You may need to look up exactly where programs like Outlook or Quickbooks are saving your data in the specific version that you are using, and then you can tell File History to back up those folders as well!

figure 4


figure 5 (click to enlarge)


figure 6 (click to enlarge)


figure 7


figure 8


figure 9


Windows 8/8.1

Windows 8/8.1 LOCAL backup: System Image Backup

Windows 8 and 8.1 have the same backup features as Windows 10, but getting to them is a little different.  For a System Image Backup, first make sure you’re on your Start Screen (the menu with all the square tiles on it).  Type the phrase “file history”.  A search box will pop open and list a couple of options.  One is labeled “File History settings” and has a cog icon next to it.  Ignore that one and look below it for one that simply reads “File History” and has a folder icon with a clock and a green arrow [see figure 10; it may appear differently on your computer].  Click that one.

The File History control panel will appear and it will check for drives.  When it finishes, you’ll see the option for “System Image Backup” in the lower right corner.  From here on in, you can follow the steps outlined for Windows 10 above.

figure 10


Windows 8/8.1 LOCAL backup: File History

First make sure you’re on your Start Screen (the menu with all the square tiles on it).  Type the phrase “file history”.  A search box will pop open and list a couple of options.  Click the one labeled “File History settings”, which has a cog icon next to it [see figure 11; it may appear differently on your computer].

Connect your backup drive, and make sure that the selected drive to backup to is the one you have connected.  Click the switch next to “File History – Off” so that it turns “On” [see figure 12].

Unfortunately, in Windows 8/8.1, you can’t specify what folders are backed up by File History.  By default, it backs up the contents of your user folder – Documents, Downloads, Pictures, etc.  More details about File History’s iterative backup feature, and how to configure it to back up additional folders, are above in the Windows 10 section.

figure 11


figure 12 (click to enlarge)


Windows 7

In Windows 7, the process to create a system image is very similar to that in Windows 10 and Windows 8: press the Windows key on your keyboard, and type “backup”. Click the item that appears called “Backup and Restore” [see figure 13].

The option to create a system image is on the left side of the window that opens, and the instructions are the same as for Windows 10 above.

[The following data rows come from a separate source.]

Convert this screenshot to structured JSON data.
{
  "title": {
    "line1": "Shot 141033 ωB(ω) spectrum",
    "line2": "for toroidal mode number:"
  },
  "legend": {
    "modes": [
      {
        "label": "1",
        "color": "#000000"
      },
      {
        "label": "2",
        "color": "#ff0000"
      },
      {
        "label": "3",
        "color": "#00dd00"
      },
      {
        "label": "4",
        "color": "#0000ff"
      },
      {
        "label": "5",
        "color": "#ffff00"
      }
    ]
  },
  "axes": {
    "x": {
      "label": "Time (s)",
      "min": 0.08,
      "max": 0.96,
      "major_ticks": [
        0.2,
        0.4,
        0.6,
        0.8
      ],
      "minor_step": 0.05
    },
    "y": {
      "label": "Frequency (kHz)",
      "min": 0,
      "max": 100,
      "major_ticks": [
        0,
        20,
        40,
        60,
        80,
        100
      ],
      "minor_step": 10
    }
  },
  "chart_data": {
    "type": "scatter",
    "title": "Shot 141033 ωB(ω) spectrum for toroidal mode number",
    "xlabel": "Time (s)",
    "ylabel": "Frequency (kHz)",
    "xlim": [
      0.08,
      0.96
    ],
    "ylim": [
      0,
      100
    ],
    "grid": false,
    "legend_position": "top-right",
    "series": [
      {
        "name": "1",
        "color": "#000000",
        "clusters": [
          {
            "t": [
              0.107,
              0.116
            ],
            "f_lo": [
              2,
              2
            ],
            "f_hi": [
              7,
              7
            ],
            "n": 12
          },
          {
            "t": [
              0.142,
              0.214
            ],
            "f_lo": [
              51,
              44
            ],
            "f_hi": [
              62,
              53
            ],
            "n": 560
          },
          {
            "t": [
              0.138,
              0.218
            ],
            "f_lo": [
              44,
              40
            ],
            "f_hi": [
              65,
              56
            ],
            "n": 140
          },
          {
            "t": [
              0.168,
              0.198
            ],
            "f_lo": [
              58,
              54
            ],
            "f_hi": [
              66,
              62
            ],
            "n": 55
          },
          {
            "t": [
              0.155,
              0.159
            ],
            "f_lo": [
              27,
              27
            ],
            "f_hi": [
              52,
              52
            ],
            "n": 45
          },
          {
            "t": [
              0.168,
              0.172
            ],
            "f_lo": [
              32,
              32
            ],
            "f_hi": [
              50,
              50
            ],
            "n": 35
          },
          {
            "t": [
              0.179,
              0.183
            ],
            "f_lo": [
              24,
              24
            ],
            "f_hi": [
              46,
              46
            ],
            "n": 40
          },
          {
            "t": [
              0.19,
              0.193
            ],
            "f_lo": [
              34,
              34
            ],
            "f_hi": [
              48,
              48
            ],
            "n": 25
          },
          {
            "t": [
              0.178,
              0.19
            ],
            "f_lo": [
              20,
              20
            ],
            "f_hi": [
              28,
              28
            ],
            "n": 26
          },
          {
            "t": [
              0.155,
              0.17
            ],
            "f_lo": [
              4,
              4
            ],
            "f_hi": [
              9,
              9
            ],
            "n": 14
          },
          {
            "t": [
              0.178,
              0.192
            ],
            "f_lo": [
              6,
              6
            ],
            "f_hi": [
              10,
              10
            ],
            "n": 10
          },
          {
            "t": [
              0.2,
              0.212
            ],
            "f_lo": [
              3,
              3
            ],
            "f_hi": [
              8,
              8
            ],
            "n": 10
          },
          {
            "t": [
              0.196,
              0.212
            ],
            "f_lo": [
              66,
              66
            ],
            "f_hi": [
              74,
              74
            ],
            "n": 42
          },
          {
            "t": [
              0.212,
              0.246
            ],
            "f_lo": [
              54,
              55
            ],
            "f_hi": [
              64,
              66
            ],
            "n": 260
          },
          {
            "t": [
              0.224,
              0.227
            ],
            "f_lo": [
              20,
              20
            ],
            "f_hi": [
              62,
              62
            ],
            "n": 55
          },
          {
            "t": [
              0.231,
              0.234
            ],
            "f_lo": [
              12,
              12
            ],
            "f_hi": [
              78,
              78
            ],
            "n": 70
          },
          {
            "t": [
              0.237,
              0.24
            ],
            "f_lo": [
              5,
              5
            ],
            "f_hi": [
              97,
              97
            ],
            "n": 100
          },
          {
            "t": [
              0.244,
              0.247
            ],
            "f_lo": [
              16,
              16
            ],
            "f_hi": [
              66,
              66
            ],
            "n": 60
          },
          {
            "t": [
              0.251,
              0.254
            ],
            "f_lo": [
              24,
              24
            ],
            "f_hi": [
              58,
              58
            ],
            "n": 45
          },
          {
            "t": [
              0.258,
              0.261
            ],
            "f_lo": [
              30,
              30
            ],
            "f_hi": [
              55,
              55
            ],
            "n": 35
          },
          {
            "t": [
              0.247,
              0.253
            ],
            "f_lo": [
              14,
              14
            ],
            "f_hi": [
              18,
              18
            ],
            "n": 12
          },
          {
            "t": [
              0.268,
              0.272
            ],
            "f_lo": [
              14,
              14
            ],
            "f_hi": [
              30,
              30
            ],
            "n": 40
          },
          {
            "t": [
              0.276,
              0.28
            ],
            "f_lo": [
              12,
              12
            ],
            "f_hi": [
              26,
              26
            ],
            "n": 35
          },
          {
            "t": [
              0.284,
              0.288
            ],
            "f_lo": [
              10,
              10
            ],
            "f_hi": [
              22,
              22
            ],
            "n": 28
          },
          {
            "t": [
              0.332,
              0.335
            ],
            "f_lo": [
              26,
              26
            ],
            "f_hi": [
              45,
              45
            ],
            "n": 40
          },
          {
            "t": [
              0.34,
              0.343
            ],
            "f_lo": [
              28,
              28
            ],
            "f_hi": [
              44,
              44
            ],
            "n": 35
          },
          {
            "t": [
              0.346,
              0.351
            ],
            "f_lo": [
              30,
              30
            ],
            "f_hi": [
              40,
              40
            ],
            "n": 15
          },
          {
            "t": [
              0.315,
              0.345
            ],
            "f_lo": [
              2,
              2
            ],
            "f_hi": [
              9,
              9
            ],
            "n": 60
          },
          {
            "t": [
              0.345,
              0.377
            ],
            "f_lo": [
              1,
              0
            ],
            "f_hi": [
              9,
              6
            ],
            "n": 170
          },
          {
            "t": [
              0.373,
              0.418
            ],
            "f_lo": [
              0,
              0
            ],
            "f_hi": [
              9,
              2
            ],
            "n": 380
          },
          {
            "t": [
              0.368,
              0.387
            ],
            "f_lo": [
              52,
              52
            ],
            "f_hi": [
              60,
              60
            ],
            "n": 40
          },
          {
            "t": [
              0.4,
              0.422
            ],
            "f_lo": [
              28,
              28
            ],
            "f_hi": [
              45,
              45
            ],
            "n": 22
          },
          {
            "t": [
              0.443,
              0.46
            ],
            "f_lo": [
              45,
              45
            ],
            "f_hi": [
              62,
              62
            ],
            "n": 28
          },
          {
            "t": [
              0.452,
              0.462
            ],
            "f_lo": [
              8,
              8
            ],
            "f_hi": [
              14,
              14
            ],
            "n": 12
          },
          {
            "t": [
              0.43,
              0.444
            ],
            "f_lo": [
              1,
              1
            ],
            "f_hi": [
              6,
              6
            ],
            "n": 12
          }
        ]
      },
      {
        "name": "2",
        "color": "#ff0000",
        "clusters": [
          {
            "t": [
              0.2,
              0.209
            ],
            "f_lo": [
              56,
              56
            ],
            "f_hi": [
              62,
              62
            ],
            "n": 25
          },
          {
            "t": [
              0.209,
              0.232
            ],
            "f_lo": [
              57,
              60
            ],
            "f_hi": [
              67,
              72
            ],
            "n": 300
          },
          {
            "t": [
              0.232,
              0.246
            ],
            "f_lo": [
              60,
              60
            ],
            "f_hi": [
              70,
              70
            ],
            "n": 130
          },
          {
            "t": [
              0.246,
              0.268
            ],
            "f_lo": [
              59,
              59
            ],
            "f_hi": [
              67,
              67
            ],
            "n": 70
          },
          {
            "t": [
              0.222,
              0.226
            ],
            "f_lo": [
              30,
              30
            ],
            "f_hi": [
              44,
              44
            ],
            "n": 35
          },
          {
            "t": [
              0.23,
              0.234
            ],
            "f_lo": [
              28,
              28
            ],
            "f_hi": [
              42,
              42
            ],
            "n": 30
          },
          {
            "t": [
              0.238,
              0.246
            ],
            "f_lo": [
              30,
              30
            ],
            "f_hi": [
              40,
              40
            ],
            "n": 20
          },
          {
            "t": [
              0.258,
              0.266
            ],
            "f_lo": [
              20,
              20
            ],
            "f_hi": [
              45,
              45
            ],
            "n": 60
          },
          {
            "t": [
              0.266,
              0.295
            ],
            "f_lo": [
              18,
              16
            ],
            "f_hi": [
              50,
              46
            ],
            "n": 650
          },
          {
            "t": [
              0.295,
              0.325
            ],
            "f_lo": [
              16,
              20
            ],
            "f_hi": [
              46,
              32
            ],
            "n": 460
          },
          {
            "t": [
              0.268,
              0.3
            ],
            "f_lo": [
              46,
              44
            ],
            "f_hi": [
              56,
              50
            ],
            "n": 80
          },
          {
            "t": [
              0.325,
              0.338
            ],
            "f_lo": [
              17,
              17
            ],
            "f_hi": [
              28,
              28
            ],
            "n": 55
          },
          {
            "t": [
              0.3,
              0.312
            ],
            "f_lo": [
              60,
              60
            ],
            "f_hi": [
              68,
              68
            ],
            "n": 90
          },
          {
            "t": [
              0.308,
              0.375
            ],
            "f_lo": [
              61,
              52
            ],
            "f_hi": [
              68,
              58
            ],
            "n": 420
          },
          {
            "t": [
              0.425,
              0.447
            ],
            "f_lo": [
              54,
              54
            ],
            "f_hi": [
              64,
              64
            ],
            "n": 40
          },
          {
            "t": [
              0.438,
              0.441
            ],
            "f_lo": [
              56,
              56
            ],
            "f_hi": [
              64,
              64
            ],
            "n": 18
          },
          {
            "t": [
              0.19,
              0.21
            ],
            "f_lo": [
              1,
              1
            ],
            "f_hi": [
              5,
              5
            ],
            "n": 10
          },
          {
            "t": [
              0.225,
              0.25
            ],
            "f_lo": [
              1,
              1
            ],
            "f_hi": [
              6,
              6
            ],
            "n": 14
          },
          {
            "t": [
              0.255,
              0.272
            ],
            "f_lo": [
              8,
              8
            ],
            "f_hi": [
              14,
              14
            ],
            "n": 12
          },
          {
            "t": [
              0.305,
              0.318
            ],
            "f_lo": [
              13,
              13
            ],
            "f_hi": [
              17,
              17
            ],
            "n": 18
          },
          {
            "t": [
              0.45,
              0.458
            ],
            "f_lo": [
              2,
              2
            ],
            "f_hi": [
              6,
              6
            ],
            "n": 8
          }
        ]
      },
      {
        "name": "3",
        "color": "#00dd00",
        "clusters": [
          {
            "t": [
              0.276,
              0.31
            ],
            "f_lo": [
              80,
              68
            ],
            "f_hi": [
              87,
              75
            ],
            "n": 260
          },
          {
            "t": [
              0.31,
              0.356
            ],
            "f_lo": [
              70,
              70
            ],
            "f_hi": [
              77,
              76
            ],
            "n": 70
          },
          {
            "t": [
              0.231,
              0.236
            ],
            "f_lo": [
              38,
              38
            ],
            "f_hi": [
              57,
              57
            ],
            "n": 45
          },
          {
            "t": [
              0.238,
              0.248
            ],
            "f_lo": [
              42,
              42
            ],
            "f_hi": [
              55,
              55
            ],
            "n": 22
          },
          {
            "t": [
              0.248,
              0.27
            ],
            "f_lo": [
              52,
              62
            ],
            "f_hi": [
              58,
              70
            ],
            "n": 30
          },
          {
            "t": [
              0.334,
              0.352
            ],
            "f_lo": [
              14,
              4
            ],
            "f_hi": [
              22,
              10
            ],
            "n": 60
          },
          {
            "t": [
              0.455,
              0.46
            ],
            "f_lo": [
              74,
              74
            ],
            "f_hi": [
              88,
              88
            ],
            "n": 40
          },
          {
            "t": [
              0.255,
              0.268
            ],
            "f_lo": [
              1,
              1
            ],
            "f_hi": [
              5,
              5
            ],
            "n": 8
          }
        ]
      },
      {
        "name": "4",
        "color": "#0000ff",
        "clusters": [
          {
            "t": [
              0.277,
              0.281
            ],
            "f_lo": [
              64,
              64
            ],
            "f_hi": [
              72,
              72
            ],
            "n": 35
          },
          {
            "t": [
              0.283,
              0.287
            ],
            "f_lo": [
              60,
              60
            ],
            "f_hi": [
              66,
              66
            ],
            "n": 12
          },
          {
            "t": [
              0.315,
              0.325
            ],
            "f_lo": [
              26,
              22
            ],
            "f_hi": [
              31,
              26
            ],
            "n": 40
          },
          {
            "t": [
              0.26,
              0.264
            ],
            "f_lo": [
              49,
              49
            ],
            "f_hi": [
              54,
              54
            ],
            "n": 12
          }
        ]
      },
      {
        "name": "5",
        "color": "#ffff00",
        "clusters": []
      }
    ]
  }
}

The other option is to create a regular incremental backup. This option is on the right side of the same window [see figure 14]and the process is self-explanatory. While this backup and its resulting file structure are not nearly as simple to navigate as File History, it’s the simplest consistently useful option available.

figure 13


figure 14

Cloud backup services for all OSes

If you have a reliable, relatively fast internet connection and a few bucks a month to spend on peace of mind, a cloud backup service provides a nice fail-safe.  These services backup your data to “the cloud”, which means data storage centers off on the internet somewhere.  Most secure services will actually make multiple copies of your data to multiple data centers, just in case a server fails or a data center has a catastrophe.  That’s not to say that any of these services are 100% foolproof, but they’re pretty reliable.  Still, we recommend at least making a local system image backup, and if your data is of the utmost importance, we’d say it’s best for you to make both a local backup on an external hard drive, and use a cloud backup service as well.

Popular cloud backup services include Carbonite, CrashPlan, BackBlaze, and and IDrive.  Prices are generally roughly $50-$75/year.  Some services charge by month. There are many cloud backup options available. This online review of popular backup providers may help you make a decision.